Lucky Cement Limited (PSX: LUCK) reported a profit after taxation of Rs48.03 billion for the half year ended December 31, 2025, reflecting a year-on-year increase of 10.36% compared with Rs43.52bn recorded in the same period last year. The company’s financial performance was supported by revenue growth, lower finance costs, and higher income from joint ventures, despite margin pressure at the gross profit level.
Earnings per share for the period improved to Rs30.45, marking a 13.32% increase from Rs26.87 in the corresponding period of last year. The improvement in earnings highlights stronger bottom-line performance amid a challenging cost environment for the cement sector.
Gross revenue during the first half of FY26 increased by 11.13% year-on-year to Rs310.46bn. The growth was driven primarily by higher dispatch volumes and improved pricing dynamics across key markets. After accounting for sales tax, excise duty, rebates, incentives, and commissions amounting to Rs63.37bn, net revenue rose 10.07% year-on-year to Rs247.09bn.
Cost of sales increased at a faster pace than revenue, rising 15.54% year-on-year to Rs184.13bn. This escalation weighed on profitability, resulting in a 3.32% year-on-year decline in gross profit, which stood at Rs62.95bn for the period. The higher cost base reflected increased energy, raw material, and operational expenses, leading to margin compression during the half year.
At the operating level, distribution costs declined by 11.29% year-on-year to Rs8.12bn, providing some relief to operating margins. However, administrative expenses increased by 13.93% year-on-year to Rs4.68bn, while other expenses surged sharply by 51.85% year-on-year to Rs3.63bn, partially offsetting the benefit of lower distribution costs.
Finance costs declined significantly by 35.01% year-on-year to Rs9.67bn. The reduction was mainly attributed to lower borrowing costs and improved debt management, reflecting a more favorable interest rate environment and prudent financial strategy. The decline in finance expenses played a key role in supporting overall profitability during the period.
Other income increased by 14.78% year-on-year to Rs12.33bn, while the share of profit from joint ventures and associates rose 14.93% year-on-year to Rs10.55bn.

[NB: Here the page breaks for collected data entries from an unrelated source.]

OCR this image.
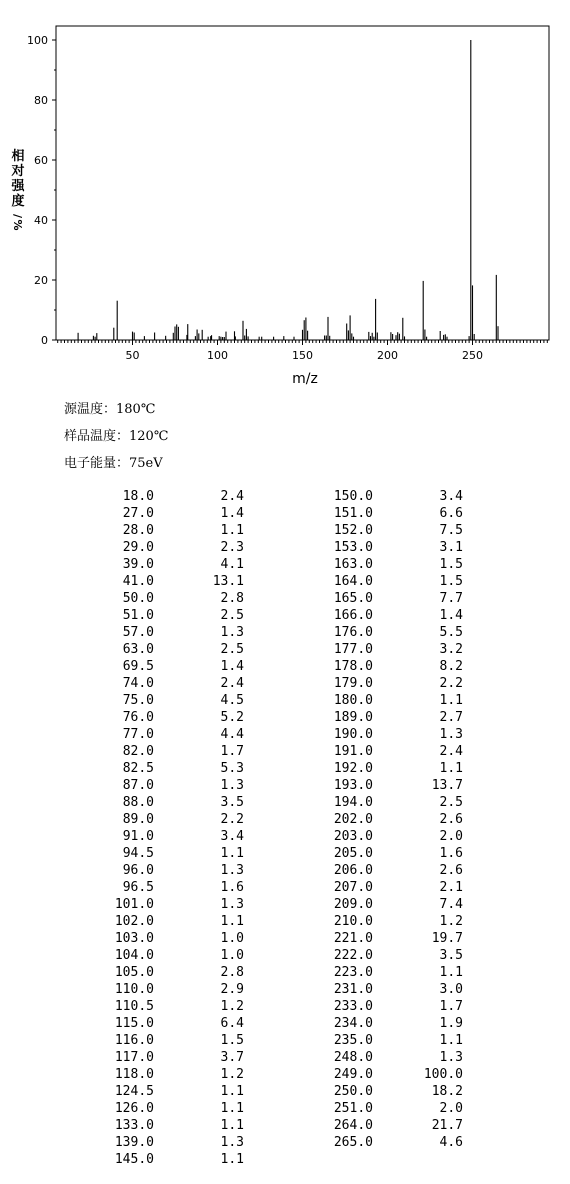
相
对
强
度
/
%
m/z
0
20
40
60
80
100
50	100	150	200	250
源温度：180℃
样品温度：120℃
电子能量：75eV
18.0	2.4
27.0	1.4
28.0	1.1
29.0	2.3
39.0	4.1
41.0	13.1
50.0	2.8
51.0	2.5
57.0	1.3
63.0	2.5
69.5	1.4
74.0	2.4
75.0	4.5
76.0	5.2
77.0	4.4
82.0	1.7
82.5	5.3
87.0	1.3
88.0	3.5
89.0	2.2
91.0	3.4
94.5	1.1
96.0	1.3
96.5	1.6
101.0	1.3
102.0	1.1
103.0	1.0
104.0	1.0
105.0	2.8
110.0	2.9
110.5	1.2
115.0	6.4
116.0	1.5
117.0	3.7
118.0	1.2
124.5	1.1
126.0	1.1
133.0	1.1
139.0	1.3
145.0	1.1
150.0	3.4
151.0	6.6
152.0	7.5
153.0	3.1
163.0	1.5
164.0	1.5
165.0	7.7
166.0	1.4
176.0	5.5
177.0	3.2
178.0	8.2
179.0	2.2
180.0	1.1
189.0	2.7
190.0	1.3
191.0	2.4
192.0	1.1
193.0	13.7
194.0	2.5
202.0	2.6
203.0	2.0
205.0	1.6
206.0	2.6
207.0	2.1
209.0	7.4
210.0	1.2
221.0	19.7
222.0	3.5
223.0	1.1
231.0	3.0
233.0	1.7
234.0	1.9
235.0	1.1
248.0	1.3
249.0	100.0
250.0	18.2
251.0	2.0
264.0	21.7
265.0	4.6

These income streams provided additional support to earnings and helped offset the impact of higher operating and production costs.

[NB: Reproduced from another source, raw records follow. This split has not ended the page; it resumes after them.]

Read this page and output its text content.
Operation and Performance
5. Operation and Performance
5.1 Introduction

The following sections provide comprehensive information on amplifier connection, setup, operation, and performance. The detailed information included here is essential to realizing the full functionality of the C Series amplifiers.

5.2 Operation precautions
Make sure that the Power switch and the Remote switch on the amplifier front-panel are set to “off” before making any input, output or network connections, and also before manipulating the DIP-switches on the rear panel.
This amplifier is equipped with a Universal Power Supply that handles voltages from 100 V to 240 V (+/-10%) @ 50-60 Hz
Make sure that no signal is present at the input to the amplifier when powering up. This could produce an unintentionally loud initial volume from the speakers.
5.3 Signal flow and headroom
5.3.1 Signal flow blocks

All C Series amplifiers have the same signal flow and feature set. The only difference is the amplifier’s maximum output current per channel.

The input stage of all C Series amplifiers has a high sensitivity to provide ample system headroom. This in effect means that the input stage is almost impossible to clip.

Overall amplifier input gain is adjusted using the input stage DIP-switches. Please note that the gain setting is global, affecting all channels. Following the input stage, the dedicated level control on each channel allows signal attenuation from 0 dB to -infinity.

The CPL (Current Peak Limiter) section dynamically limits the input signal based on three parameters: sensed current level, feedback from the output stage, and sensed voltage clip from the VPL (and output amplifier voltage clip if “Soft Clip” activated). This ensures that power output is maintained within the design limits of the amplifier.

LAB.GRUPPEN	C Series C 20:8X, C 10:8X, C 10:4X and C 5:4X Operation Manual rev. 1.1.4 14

As a result, profit before levy and taxation increased by 9.58% year-on-year to Rs59.75bn. Following a lower levy charge of Rs255.99 million, profit before taxation stood at Rs59.49bn, up 9.98% compared to the same period last year.
Taxation expense increased by 8.41% year-on-year to Rs11.46bn, leading to a profit after taxation of Rs48.03bn for the first half of FY26. Profit attributable to owners of the holding company rose by 13.33% year-on-year to Rs44.61bn, while profit attributable to non-controlling interest declined by 17.75% year-on-year to Rs3.42bn, indicating improved earnings quality for shareholders.
Lucky Cement’s performance during the first half of FY26 reflects resilience in earnings despite cost pressures across the cement industry. Revenue growth, lower finance costs, and stronger contributions from joint ventures enabled the company to deliver double-digit profit growth, positioning it favorably within Pakistan’s listed corporate sector.